- Gold price remains depressed for the third successive day and drops to over one-week trough.
- Expectations that the Fed will keep rates higher for longer continue to undermine the XAU/USD.
- Geopolitical risks could help limit losses ahead of the key FOMC policy decision on Wednesday.
Gold price (XAU/USD) stages a modest recovery from over a one-week low touched earlier this Monday, though remains in the red through the first half of the European session. The US Dollar (USD) continues with its struggle to gain any meaningful traction amid the uncertainty over the Federal Reserve's (Fed) rate-cut path. This, along with a softer risk tone and geopolitical risks, turn out to be key factors lending some support to the safe-haven precious metal.
The upside, however, remains capped in the wake of growing acceptance that the Fed will stick to its higher-for-longer interest rates narrative to bring down inflation. The hawkish outlook remains supportive of elevated US Treasury bond yields and might act as a headwind for the non-yielding yellow metal. Traders might also refrain from placing aggressive directional bets ahead of the highly-anticipated FOMC decision, scheduled to be announced on Wednesday.
Daily Digest Market Movers: Gold price traders prefer to wait on the sidelines amid mixed fundamental cues
- Data released last week from the US pointed to some stickiness in inflation and might force the Federal Reserve to keep rates elevated, which, in turn, is seen weighing on the non-yielding Gold price.
- The University of Michigan's preliminary survey showed on Friday that one-year and five-year inflation expectations were little changed in March, while the US Consumer Sentiment Index eased to 76.5.
- The CME Group’s FedWatch Tool, meanwhile, indicates that the possibility of an interest rate cut at the June policy meeting stands at around 60% and holds back the USD bulls from placing fresh bets.
- Geopolitical risks remain elevated on the back of the protracted Russia-Ukraine war and conflicts in the Middle East, which is seen lending additional support to the perceived safe-haven precious metal.
- Ukraine last week stepped up drone strikes on Russian oil refineries, while Israeli Prime Minister Benjamin Netanyahu confirmed that he will proceed with plans to push into Gaza's Rafah enclave.
- Traders might refrain from placing aggressive directional bets and now look forward to the outcome of the highly anticipated FOMC monetary policy meeting on Wednesday for some meaningful impetus.
Technical Analysis: Gold price bounces off the $2,145-2,144 pivotal support, upside potential seems limited
From a technical perspective, any further decline is likely to find some support near the $2,145-2,144 region, below which the Gold price could accelerate the fall to the next relevant support near the $2,128-2,127 zone.
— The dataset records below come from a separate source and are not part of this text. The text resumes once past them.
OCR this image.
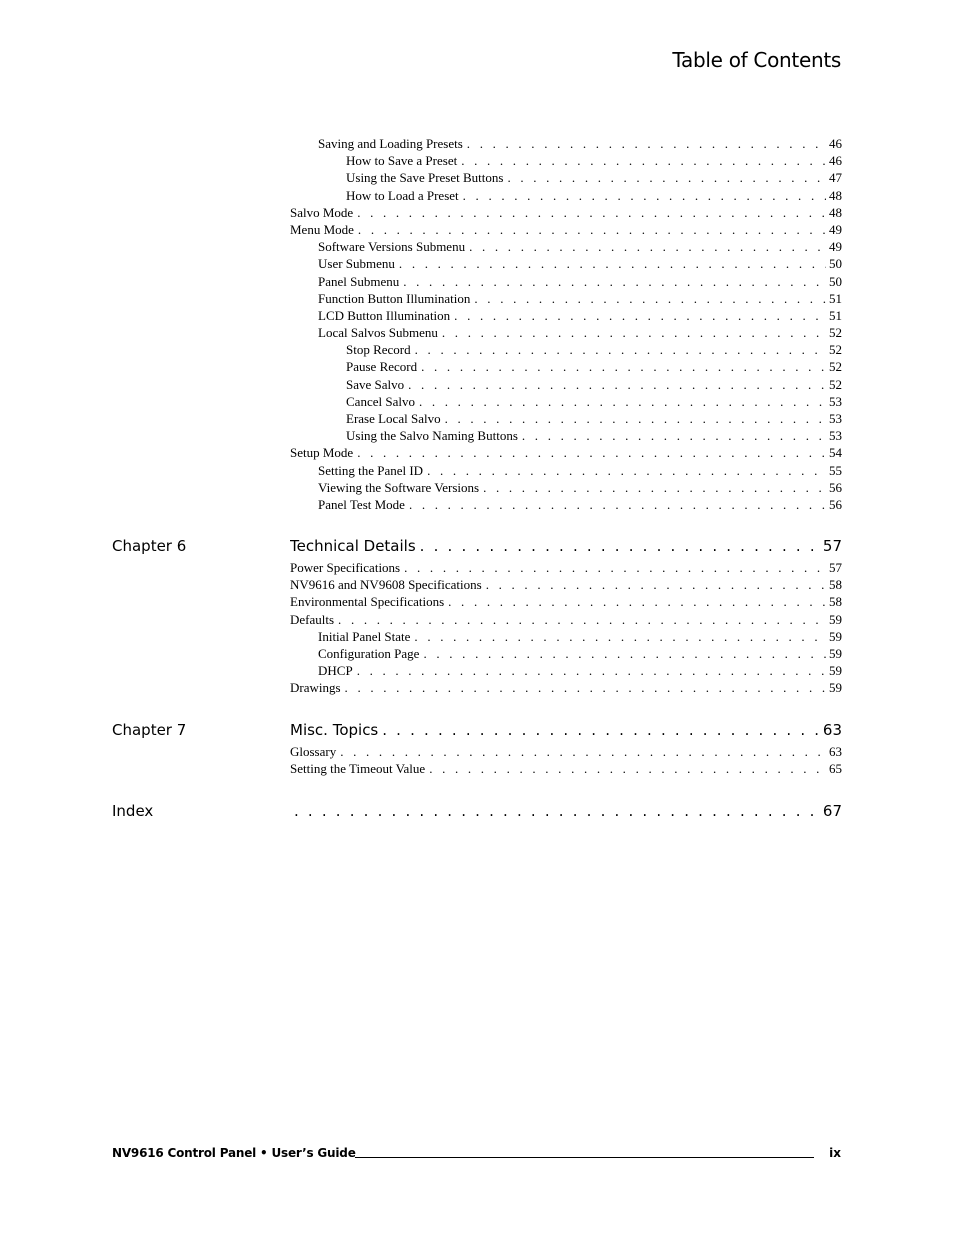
Table of Contents
Saving and Loading Presets . . .	46
How to Save a Preset . . .	46
Using the Save Preset Buttons . . .	47
How to Load a Preset . . .	48
Salvo Mode . . .	48
Menu Mode . . .	49
Software Versions Submenu . . .	49
User Submenu . . .	50
Panel Submenu . . .	50
Function Button Illumination . . .	51
LCD Button Illumination . . .	51
Local Salvos Submenu . . .	52
Stop Record . . .	52
Pause Record . . .	52
Save Salvo . . .	52
Cancel Salvo . . .	53
Erase Local Salvo . . .	53
Using the Salvo Naming Buttons . . .	53
Setup Mode . . .	54
Setting the Panel ID . . .	55
Viewing the Software Versions . . .	56
Panel Test Mode . . .	56
Chapter 6	Technical Details . . .	57
Power Specifications . . .	57
NV9616 and NV9608 Specifications . . .	58
Environmental Specifications . . .	58
Defaults . . .	59
Initial Panel State . . .	59
Configuration Page . . .	59
DHCP . . .	59
Drawings . . .	59
Chapter 7	Misc. Topics . . .	63
Glossary . . .	63
Setting the Timeout Value . . .	65
Index . . .	67
NV9616 Control Panel • User’s Guide	ix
The corrective slide could extend further towards the $2,100 round figure, which should act as a strong base for the XAU/USD.
On the flip side, the $2,175-2,176 region now seems to have emerged as an immediate strong barrier, which if cleared should allow the Gold price to challenge the record peak, around the $2,195 area touched last week. Some follow-through buying beyond the $2,200 mark will set the stage for the resumption of the uptrend witnessed since the beginning of this month.
Economic Indicator
United States Fed Interest Rate Decision
The Federal Reserve (Fed) deliberates on monetary policy and makes a decision on interest rates at eight pre-scheduled meetings per year. It has two mandates: to keep inflation at 2%, and to maintain full employment. Its main tool for achieving this is by setting interest rates – both at which it lends to banks and banks lend to each other. If it decides to hike rates, the US Dollar (USD) tends to strengthen as it attracts more foreign capital inflows. If it cuts rates, it tends to weaken the USD as capital drains out to countries offering higher returns. If rates are left unchanged, attention turns to the tone of the Federal Open Market Committee (FOMC) statement, and whether it is hawkish (expectant of higher future interest rates), or dovish (expectant of lower future rates).